そういう訳でもう帰ろうとしたところ、ふと庭の方に人の気配を感じた。何気なくそちらを見てみると洗濯物を取り込むメイドの少女が見える。その少女は先ほどの町中でマコトが遠目に見た、赤髪の亜人であった。こちらを気にするようにチラチラ見ている。せっかくなので、マコトは近寄り声を掛けることにしてみる。
「こんにちは」
「はぇっ!?……こ、こんにちは、です」
近寄る段階からなにやら困惑していたようだが、声を掛けるとビクッと身体を強張らせる。話し掛けられるとは思っていなかったのかもしれない。
「あ、あの、僕に何か用事があるの、です?」
「あぁ、用事じゃないけど……さっき遠目で見かけたから話してみたくて」
たどたどしい敬語で尋ねてくる少女をマコトは観察する。獣耳が生えているキャラクターなどは珍しくもないが、実物として目の前に現れると違和感は強い。しかしそれを表に出して不安がらせるのも良くないので、何でもないように振る舞った。すると、少女は急に興奮気味になって距離を詰めてきた。
「やっぱりお前……じゃなくて、あなた達、宿屋さんの前で楽しそうなことをしてた!……ですね!衛兵さんが来てたけど、大丈夫だった……ですか?」
少女は急にグイグイと距離を詰めてくる。それに押されマコトがタジタジになると、少女はハッとして離れた。そしてしょんぼりした顔で謝る。

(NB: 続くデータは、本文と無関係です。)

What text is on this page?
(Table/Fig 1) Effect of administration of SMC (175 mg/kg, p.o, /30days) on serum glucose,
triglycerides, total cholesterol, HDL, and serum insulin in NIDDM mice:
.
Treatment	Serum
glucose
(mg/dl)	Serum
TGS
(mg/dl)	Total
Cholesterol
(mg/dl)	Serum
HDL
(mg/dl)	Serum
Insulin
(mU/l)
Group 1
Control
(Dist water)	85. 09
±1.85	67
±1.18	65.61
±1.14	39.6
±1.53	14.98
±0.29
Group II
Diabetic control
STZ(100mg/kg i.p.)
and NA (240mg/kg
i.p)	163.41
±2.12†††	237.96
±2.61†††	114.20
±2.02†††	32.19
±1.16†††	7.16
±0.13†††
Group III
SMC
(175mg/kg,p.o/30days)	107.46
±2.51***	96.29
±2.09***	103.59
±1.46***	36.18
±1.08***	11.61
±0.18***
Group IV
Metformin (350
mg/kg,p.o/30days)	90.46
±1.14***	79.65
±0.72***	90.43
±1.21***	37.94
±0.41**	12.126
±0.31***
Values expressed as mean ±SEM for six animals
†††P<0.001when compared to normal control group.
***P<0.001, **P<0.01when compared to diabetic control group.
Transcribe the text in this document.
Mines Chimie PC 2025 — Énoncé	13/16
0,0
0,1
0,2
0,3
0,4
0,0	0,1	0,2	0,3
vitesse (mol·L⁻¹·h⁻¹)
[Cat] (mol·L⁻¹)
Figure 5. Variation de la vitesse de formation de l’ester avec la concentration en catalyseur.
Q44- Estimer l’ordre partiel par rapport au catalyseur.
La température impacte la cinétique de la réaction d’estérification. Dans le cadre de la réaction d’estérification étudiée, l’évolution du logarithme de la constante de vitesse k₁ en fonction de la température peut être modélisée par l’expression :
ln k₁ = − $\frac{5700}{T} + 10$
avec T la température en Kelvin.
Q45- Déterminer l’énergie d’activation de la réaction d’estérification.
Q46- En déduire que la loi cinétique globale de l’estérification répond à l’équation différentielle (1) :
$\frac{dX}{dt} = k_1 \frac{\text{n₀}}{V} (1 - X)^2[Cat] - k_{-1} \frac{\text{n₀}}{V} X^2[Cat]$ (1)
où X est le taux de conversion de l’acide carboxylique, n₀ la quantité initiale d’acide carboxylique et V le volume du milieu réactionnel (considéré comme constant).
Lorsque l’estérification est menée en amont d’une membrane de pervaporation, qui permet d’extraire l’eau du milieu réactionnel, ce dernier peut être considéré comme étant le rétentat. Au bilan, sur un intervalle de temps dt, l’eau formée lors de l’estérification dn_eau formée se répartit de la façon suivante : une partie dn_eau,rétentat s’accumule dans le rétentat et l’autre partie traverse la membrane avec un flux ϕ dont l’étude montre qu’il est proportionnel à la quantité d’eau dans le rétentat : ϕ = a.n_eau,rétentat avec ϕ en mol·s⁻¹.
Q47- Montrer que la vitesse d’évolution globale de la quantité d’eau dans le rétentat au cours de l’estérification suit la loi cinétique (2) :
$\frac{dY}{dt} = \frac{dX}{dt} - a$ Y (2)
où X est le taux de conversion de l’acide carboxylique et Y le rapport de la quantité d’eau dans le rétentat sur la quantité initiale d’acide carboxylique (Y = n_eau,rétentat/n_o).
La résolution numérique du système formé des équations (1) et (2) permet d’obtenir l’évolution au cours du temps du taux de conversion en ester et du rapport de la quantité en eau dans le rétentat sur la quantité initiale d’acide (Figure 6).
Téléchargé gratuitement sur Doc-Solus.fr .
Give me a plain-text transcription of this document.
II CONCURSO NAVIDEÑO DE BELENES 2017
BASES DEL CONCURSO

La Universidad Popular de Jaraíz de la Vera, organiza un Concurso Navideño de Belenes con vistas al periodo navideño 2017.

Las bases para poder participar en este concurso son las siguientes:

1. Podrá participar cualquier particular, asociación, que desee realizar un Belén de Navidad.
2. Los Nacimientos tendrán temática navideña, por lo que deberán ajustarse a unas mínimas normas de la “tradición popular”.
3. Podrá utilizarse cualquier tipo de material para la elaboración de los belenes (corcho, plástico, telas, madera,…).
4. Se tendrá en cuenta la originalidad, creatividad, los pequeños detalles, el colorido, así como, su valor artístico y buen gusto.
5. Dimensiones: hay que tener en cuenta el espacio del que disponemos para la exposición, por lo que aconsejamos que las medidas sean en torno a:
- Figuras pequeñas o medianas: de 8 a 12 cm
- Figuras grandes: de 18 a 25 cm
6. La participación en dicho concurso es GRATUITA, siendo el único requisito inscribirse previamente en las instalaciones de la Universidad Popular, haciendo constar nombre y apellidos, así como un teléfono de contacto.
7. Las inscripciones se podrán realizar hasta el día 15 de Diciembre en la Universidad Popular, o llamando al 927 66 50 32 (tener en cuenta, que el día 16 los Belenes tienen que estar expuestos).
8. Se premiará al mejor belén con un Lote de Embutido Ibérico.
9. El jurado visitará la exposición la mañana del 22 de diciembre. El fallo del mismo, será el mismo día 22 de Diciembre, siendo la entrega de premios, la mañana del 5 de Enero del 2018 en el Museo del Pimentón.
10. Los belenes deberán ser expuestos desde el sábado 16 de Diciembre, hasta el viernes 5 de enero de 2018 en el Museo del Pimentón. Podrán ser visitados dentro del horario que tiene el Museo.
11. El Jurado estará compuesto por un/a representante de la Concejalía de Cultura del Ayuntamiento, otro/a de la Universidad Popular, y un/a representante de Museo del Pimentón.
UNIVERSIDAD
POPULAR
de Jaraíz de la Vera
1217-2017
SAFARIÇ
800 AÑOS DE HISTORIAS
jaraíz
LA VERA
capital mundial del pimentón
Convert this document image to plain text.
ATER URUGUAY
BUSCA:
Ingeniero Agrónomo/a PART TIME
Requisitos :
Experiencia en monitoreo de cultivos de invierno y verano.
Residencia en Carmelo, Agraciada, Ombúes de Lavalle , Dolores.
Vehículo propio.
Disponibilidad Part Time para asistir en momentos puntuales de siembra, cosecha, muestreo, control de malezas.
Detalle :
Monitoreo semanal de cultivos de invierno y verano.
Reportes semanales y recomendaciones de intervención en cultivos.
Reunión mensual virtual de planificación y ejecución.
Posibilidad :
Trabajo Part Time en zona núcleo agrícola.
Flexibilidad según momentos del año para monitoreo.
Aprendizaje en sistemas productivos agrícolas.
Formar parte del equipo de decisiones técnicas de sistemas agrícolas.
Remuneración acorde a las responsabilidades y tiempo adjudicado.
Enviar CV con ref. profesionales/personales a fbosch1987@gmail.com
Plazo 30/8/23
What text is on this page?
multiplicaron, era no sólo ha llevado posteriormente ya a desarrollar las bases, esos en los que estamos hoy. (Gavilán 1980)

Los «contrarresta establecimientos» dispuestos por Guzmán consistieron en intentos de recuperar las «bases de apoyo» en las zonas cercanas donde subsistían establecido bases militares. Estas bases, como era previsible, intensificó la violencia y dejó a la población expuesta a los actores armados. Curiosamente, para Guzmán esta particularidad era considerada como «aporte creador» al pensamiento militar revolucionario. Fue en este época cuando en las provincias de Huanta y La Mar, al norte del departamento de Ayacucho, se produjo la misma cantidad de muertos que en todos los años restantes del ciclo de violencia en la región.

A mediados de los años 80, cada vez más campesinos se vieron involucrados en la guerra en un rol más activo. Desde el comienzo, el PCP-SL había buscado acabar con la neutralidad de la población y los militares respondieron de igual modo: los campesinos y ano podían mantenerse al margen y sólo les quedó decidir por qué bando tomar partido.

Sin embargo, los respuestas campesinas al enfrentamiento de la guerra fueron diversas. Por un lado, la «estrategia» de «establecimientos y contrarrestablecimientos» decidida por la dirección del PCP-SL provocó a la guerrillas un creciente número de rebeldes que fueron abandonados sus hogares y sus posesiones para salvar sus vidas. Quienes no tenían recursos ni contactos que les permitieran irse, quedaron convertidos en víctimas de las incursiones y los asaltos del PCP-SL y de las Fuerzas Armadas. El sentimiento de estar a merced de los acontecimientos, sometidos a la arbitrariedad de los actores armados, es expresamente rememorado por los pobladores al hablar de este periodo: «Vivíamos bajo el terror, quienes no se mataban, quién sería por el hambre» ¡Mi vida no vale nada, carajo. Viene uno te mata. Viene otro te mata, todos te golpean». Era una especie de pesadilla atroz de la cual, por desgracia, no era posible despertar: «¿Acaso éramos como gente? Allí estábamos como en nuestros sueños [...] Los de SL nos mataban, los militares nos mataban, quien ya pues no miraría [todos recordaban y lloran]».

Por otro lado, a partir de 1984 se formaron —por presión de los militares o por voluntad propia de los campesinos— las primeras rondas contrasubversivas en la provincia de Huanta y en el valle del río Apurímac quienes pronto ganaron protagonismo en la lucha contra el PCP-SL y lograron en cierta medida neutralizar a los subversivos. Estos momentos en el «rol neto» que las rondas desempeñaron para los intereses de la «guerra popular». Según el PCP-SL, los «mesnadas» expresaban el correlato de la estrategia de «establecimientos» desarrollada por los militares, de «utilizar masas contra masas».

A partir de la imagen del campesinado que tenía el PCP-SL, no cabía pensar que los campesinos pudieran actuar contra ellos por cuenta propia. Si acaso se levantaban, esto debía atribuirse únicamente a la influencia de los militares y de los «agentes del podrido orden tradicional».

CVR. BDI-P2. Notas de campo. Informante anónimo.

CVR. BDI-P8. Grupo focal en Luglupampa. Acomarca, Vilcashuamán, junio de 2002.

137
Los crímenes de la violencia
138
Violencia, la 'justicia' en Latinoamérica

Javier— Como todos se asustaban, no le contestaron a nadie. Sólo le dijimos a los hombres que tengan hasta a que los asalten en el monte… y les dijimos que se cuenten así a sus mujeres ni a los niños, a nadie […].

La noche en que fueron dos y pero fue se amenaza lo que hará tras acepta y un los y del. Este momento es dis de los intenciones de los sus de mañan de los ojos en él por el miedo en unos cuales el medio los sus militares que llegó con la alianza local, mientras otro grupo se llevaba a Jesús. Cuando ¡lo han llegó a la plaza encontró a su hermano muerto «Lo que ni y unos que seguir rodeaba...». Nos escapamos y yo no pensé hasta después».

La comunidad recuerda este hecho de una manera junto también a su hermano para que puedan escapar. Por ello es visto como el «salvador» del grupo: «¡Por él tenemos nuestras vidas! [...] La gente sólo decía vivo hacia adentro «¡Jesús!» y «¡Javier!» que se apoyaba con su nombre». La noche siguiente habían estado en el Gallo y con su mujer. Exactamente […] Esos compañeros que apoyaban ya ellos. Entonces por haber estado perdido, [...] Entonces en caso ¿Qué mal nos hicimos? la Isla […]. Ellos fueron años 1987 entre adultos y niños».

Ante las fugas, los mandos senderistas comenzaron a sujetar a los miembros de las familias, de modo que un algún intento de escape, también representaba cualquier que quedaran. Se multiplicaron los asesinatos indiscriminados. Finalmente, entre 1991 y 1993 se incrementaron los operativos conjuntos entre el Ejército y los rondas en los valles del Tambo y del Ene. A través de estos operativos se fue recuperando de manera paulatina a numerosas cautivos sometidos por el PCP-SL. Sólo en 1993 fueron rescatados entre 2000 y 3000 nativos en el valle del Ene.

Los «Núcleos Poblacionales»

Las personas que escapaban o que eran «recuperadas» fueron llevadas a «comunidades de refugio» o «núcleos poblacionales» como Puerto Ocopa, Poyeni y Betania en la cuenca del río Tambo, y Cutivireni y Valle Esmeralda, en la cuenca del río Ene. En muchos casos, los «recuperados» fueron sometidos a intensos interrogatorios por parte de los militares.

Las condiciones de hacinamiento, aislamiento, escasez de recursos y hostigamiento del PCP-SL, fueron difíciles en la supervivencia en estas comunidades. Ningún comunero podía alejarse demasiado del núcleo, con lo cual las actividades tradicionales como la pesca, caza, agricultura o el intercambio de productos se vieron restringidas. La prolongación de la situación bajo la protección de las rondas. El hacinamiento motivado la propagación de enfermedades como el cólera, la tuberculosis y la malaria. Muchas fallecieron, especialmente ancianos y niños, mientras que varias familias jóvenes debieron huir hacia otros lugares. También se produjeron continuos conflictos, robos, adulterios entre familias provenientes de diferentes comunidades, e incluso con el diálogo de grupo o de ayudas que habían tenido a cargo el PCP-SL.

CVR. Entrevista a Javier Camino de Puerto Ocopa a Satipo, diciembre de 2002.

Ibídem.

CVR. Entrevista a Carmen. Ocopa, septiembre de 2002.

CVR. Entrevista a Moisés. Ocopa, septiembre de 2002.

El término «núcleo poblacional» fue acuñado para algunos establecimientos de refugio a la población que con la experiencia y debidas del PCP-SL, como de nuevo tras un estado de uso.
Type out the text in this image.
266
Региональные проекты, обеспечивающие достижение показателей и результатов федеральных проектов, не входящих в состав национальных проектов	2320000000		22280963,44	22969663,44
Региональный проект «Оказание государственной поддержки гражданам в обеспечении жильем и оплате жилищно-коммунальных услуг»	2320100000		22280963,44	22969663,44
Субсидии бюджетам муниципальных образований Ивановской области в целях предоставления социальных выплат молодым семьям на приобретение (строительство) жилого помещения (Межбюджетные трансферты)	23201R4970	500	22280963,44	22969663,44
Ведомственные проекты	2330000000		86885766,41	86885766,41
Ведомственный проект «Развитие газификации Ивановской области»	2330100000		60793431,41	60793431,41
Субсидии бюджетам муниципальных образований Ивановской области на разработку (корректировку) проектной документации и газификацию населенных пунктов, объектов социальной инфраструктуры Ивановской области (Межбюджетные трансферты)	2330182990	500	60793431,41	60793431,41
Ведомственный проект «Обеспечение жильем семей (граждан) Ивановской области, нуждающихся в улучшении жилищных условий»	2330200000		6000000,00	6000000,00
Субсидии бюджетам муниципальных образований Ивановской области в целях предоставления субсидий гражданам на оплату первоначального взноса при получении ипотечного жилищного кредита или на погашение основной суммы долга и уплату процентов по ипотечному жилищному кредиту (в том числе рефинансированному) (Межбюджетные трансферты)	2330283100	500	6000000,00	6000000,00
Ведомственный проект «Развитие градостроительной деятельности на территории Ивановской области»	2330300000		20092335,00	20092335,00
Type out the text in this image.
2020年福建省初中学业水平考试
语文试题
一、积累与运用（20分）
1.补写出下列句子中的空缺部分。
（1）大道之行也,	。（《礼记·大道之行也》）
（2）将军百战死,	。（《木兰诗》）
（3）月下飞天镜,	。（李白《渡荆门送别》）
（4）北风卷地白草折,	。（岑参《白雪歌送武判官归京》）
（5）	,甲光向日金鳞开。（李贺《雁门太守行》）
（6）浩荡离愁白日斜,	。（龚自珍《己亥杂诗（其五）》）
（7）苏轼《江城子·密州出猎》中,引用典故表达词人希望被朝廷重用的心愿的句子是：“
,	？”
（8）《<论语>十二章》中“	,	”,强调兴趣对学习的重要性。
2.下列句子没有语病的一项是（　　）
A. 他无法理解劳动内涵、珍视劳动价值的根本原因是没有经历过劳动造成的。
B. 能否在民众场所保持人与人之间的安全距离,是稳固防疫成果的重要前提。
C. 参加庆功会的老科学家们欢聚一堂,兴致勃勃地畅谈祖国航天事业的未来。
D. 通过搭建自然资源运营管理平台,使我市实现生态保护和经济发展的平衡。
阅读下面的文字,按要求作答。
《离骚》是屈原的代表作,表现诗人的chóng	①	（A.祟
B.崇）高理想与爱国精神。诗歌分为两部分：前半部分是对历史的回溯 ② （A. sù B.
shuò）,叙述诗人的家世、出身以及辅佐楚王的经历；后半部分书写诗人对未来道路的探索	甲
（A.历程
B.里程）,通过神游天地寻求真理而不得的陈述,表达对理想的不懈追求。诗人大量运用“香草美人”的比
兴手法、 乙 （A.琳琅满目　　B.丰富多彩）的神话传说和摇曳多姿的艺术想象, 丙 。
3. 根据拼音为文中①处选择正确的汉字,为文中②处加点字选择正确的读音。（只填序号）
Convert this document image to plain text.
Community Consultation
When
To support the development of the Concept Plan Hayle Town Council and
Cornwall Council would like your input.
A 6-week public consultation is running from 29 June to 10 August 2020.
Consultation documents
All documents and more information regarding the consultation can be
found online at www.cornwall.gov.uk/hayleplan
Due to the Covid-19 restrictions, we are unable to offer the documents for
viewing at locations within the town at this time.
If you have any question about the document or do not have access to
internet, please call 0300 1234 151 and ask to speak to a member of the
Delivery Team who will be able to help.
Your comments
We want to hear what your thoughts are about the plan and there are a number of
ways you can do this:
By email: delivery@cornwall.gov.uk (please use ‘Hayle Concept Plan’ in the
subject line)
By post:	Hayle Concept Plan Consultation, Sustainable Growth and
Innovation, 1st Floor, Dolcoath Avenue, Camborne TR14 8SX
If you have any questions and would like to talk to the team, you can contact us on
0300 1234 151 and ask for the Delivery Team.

「ご、ごめんなさい、一人で盛り上がってちゃって……です」
「ああ、いや……大丈夫。えっと……君の事はなんて呼べばいいかな」
「あっ、はい!私の名前はサ……、……じゃなくて……」
少女はなぜか自分の名前でも詰まってしまった。彼女がマゴマゴしていると後ろから違う声が投げかけられる。
「イチ。何してるの」
「あ、えっと……フタバ」
声をかけてきたのは、こちらも先ほど見た青髪の少女である。赤髪の少女……イチとはまだ少し違う獣耳だ。イチが犬っぽければ、フタバは猫っぽい形をしている。フタバはイチを押しのけマコトの前に出た。
「すみませんが、ご要件を伺ってもよろしいですか」
詰まることもない丁寧な口調で問いかけられる。イチはコロコロ表情が変わる子だが、フタバは尖った目つきで無表情を崩さない。なんだか真逆の二人だ。
「いや、用事があるわけじゃ……ないけど」
「それであれば、私どもには仕事がありますので」
フタバは洗濯物をパパパっと取り込み、籠を持ちつつイチの手を取る。
「ほら、行くわよイチ」
「あ、うん。ごめんなさい、僕も仕事あるから」
フタバがイチの手を引いてその場を去る。その際に一瞬だけ見えたのは、こちらを強く睨むフタバと、申し訳なさそうなイチの顔だった。イチとフタバがいなくなってからマコトはポツリと呟く。
「……警戒されてるのかな」
「そりゃするでしょ。あんたみたいなムキムキのデカいのが来れば」
「大丈夫です!ちゃんとお話すれば見た目程怖くないって分かってもらえますよ!」
「見た目は怖いのか……」
シュンとしてしまったマコトを見てフィメラトはクスクスと笑い、ミレイは慰めにならない慰めを続けるのだった。
町長の館を離れる頃には夕方に差し掛かろうかという位の時間になっていた。まだ暗くはないが朝から色々と活動していたのもあってか、みんな疲れ気味だ。初日にしては収穫も十分あっただろうと言うことで、今日はもう調査を終え、宿屋へと戻ることにしたのだった。